Figure 3.36 The default security profile for a virtual switch prevents Promiscuous Mode but allows MAC Address Changes and Forged transmits.

When a virtual machine is created with one or more virtual network adapters, a MAC address is generated for each virtual adapter. Just as Intel, Broadcom, and others manufacture network adapters and include unique MAC address strings, VMware is also a network adapter manufacturer that has its own MAC prefix to ensure uniqueness. Of course, VMware doesn't actually manufacture anything, since the product exists as a virtual NIC in a virtual machine. The six-byte, randomly generated MAC addresses for a virtual machine can be seen in the configuration file (.vmx) of the virtual machine, as shown in Figure 3.38. A VMware-assigned MAC address begins with the prefix 00:50:56 or 00:0C:29. The value of the fourth set (XX) cannot exceed 3F to prevent conflicts with other VMware products, while the fifth and sixth sets (YY:ZZ) are generated randomly based on the Universally Unique Identifier (UUID) of the virtual machine that is tied to the location of the virtual machine. For this reason, when a virtual machine location is changed a prompt will appear prior to successful boot. The prompt will inquire about keeping the UUID or generating a new UUID, which helps prevent MAC address conflicts.

Figure 3.37 Promiscuous mode, though a reduction in security, is required when using an intrusion detection system.

Figure 3.38 A virtual machine's initial MAC address is automatically generated and listed in the configuration file for the virtual machine. 

Manually configuring a MAC address in the configuration file of a virtual machine will not work unless the first three bytes are VMware-provided prefixes and the last three bytes are unique. If a non-VMware MAC prefix is entered in the configuration file, the virtual machine will not power on.

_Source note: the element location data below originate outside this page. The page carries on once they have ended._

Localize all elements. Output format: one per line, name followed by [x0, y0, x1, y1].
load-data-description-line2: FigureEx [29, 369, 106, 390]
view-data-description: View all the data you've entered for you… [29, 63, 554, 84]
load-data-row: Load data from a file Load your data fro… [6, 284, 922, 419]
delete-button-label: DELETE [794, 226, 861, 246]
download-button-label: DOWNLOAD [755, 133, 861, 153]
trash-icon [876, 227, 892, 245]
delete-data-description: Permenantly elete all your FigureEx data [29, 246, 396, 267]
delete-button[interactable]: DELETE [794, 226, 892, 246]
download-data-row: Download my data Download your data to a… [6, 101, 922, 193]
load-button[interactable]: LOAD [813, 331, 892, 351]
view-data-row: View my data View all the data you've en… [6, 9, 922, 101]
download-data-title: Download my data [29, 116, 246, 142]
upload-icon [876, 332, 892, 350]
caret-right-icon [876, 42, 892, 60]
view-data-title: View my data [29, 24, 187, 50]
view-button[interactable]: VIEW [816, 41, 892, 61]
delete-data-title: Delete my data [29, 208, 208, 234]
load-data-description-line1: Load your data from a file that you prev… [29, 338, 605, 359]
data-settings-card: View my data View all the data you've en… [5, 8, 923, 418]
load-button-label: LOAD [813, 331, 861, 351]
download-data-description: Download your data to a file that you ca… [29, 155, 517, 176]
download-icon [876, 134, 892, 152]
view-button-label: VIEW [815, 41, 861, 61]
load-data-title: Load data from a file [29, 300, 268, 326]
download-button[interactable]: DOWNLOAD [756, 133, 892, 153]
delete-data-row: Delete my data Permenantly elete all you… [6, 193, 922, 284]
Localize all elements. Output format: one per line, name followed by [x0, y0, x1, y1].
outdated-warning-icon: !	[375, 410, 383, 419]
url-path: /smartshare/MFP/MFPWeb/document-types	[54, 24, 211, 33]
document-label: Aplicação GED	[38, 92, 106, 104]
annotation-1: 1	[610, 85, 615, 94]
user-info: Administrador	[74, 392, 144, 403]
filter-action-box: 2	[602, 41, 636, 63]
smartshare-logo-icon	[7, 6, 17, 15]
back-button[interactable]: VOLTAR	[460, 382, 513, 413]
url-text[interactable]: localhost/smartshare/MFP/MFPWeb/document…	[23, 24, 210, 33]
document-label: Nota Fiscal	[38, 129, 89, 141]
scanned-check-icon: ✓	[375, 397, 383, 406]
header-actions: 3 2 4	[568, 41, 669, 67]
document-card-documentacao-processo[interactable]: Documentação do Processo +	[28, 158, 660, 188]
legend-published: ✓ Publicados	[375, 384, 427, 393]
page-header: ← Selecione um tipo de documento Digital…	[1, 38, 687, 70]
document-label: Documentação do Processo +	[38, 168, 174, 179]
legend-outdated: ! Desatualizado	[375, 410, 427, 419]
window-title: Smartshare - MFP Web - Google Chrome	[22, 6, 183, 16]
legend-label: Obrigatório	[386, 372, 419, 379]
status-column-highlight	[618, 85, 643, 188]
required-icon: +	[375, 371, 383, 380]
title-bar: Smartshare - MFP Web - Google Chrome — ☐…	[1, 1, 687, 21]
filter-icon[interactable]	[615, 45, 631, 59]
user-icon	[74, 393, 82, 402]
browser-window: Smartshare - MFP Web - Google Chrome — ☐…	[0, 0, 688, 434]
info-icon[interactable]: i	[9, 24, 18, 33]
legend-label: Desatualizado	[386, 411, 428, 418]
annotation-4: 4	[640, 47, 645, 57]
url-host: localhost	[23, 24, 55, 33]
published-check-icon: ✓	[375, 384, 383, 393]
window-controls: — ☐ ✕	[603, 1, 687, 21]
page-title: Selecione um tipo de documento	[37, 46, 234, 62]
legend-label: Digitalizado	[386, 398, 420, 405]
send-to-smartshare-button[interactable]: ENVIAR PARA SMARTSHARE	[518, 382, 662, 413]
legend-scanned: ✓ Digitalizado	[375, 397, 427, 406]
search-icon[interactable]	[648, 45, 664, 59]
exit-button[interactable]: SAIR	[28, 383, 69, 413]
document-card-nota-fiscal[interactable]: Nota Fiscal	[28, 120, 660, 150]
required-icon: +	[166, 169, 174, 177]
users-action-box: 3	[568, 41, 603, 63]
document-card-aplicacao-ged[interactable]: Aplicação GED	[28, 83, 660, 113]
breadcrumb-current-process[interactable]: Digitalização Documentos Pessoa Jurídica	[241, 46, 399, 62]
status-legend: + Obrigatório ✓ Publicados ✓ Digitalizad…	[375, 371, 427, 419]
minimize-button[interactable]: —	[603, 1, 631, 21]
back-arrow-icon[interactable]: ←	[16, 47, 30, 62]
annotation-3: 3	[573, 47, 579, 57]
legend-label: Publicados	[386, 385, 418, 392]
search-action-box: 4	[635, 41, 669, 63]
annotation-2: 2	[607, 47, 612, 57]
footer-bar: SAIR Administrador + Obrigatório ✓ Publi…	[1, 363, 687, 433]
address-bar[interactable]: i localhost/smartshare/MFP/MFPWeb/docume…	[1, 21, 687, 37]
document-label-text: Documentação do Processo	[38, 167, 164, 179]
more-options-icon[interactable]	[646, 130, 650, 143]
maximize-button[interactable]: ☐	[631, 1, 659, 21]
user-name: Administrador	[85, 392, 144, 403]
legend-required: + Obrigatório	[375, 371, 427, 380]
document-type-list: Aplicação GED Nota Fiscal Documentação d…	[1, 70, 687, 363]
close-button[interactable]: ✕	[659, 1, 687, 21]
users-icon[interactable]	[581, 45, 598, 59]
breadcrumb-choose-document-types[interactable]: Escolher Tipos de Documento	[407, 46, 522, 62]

All virtual machines have two MAC addresses: the initial MAC and the effective MAC. The initial MAC address is the MAC discussed in the previous paragraph that is generated automatically and that resides in the configuration file. The guest operating system has no control over the initial MAC address. The effective MAC address is the MAC address configured by the guest operating system that is used during communication with other systems. The effective MAC address is included in network communication as the source MAC of the virtual machine. By default, these two addresses are identical. To force a non-VMware-assigned MAC address to a guest operating system, change the effective MAC address from within the guest operating system, as shown in Figure 3.39.

Figure 3.39 A virtual machine's source MAC address is the effective MAC address, which by default matches the initial MAC address configured in the VMX file. The effective MAC, however, can be changed in the guest operating system.